En revanche, il existe, c’est vrai, perceptible dans une minorité de sources, un second regard policier que le premier regard permet bien sûr d’interroger. Ce second regard nous livre une perception de la réalité anarchiste en France somme toute très vague à travers un lexique à la fois politique et religieux, voire criminel à partir du début des années 1890 : il y est question d’« organisation », d’« associations », de « comité », de « parti », de « secte », d’ « association de malfaiteurs », de « coreligionnaire », d’« adeptes », de « chefs », de « complot(s) » de « criminels ». Autant de mots (utilisés parfois en même temps) qui témoignent surtout, pour ceux qui les écrivent, de leur incapacité à comprendre avec précision ce qu’est ce mouvement anarchiste, un mouvement qui se dessine finalement à travers les sources pour ces policiers comme une forme d’organisation assez mystérieuse, close sur elle-même, dont les membres sont solidaires les uns des autres et au sein de laquelle il existe peut-être une hiérarchie institutionnalisée (seulement cinq pièces sur plus de six-cents conservées pour les années 1880-1894 laissent entendre sans ambiguïté qu’il y aurait pour leurs auteurs au sein du mouvement des « donneurs d’ordre » et des « agents exécuteurs »). Et le fait que certains de ses leaders aient appelé les compagnons à passer à l’action illégale explique que des agents de la répression aient pu considérer le mouvement comme une vaste association de malfaiteurs. De même, l’usage par quelques policiers d’un lexique religieux pour le décrire n’est pas totalement surprenant quand l’on sait que quelques militants eux-mêmes n’avaient pas hésité au début des années 1890 par exemple à comparer l’anarchisme à une forme de nouvelle religion portée par exemple par des figures quasi christiques comme celle de Ravachol, mort en martyr [307].

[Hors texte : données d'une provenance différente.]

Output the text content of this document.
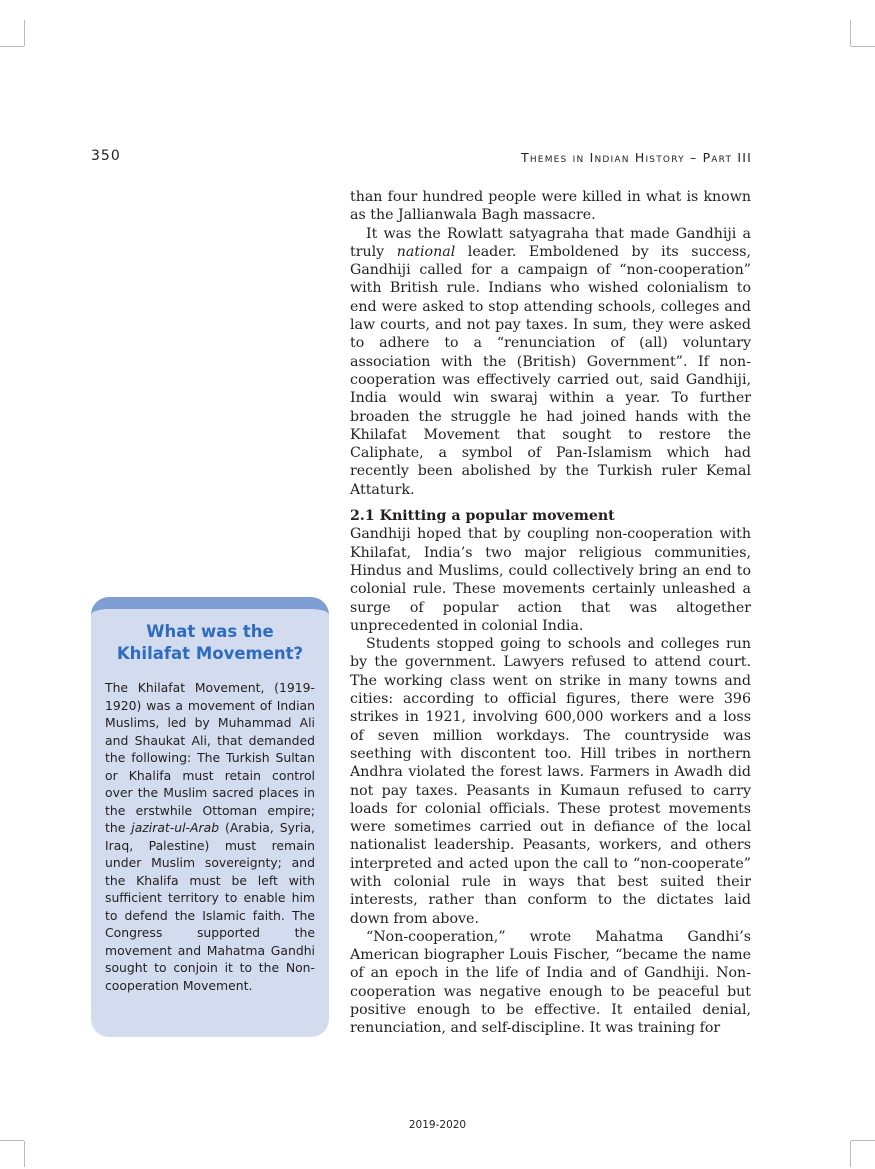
350	Themes in Indian History – Part III

than four hundred people were killed in what is known as the Jallianwala Bagh massacre.

It was the Rowlatt satyagraha that made Gandhiji a truly national leader. Emboldened by its success, Gandhiji called for a campaign of “non-cooperation” with British rule. Indians who wished colonialism to end were asked to stop attending schools, colleges and law courts, and not pay taxes. In sum, they were asked to adhere to a “renunciation of (all) voluntary association with the (British) Government”. If non-cooperation was effectively carried out, said Gandhiji, India would win swaraj within a year. To further broaden the struggle he had joined hands with the Khilafat Movement that sought to restore the Caliphate, a symbol of Pan-Islamism which had recently been abolished by the Turkish ruler Kemal Attaturk.

2.1 Knitting a popular movement

Gandhiji hoped that by coupling non-cooperation with Khilafat, India’s two major religious communities, Hindus and Muslims, could collectively bring an end to colonial rule. These movements certainly unleashed a surge of popular action that was altogether unprecedented in colonial India.

Students stopped going to schools and colleges run by the government. Lawyers refused to attend court. The working class went on strike in many towns and cities: according to official figures, there were 396 strikes in 1921, involving 600,000 workers and a loss of seven million workdays. The countryside was seething with discontent too. Hill tribes in northern Andhra violated the forest laws. Farmers in Awadh did not pay taxes. Peasants in Kumaun refused to carry loads for colonial officials. These protest movements were sometimes carried out in defiance of the local nationalist leadership. Peasants, workers, and others interpreted and acted upon the call to “non-cooperate” with colonial rule in ways that best suited their interests, rather than conform to the dictates laid down from above.

“Non-cooperation,” wrote Mahatma Gandhi’s American biographer Louis Fischer, “became the name of an epoch in the life of India and of Gandhiji. Non-cooperation was negative enough to be peaceful but positive enough to be effective. It entailed denial, renunciation, and self-discipline. It was training for

What was the
Khilafat Movement?
The Khilafat Movement, (1919-1920) was a movement of Indian Muslims, led by Muhammad Ali and Shaukat Ali, that demanded the following: The Turkish Sultan or Khalifa must retain control over the Muslim sacred places in the erstwhile Ottoman empire; the jazirat-ul-Arab (Arabia, Syria, Iraq, Palestine) must remain under Muslim sovereignty; and the Khalifa must be left with sufficient territory to enable him to defend the Islamic faith. The Congress supported the movement and Mahatma Gandhi sought to conjoin it to the Non-cooperation Movement.
2019-2020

Pour conclure, cette étude sur l’anarchisme à travers le regard policier en Côte-d’Or nous montre que, dans ce département au moins, notre perception du mouvement à travers les sources policières ne nous rend pas dépendants de la théorie du complot telle que nous l’avons définie [308]. Elle nous rappelle, il est vrai, que les informations souvent très factuelles dont nous disposons sans réel contrepoint archivistique peuvent nous amener ponctuellement à répéter des erreurs des policiers et des mouchards concernant un nom, une date, ce qui ne remet toutefois pas en cause le fonctionnement d’ensemble que nous avons pu observer dans notre thèse à partir bien sûr des sources policières de Côte-d’Or mais également des archives conservées dans plus d’une vingtaine d’autres départements, chaque fois avec la même prudence et le même souci de confronter ces sources policières entre elles quand cela était possible. Le mouvement à la fin du XIXe siècle en France est bien une organisation (dans le sens le plus large dans lequel on peut entendre ce mot) politique, rassemblant des individus solidaires, organisation polarisée, hiérarchisée dans les faits telle que nous avons pu le montrer dans deux articles [309] et en partie secrète, laissant place a l’action individuelle ainsi qu’à la concertation.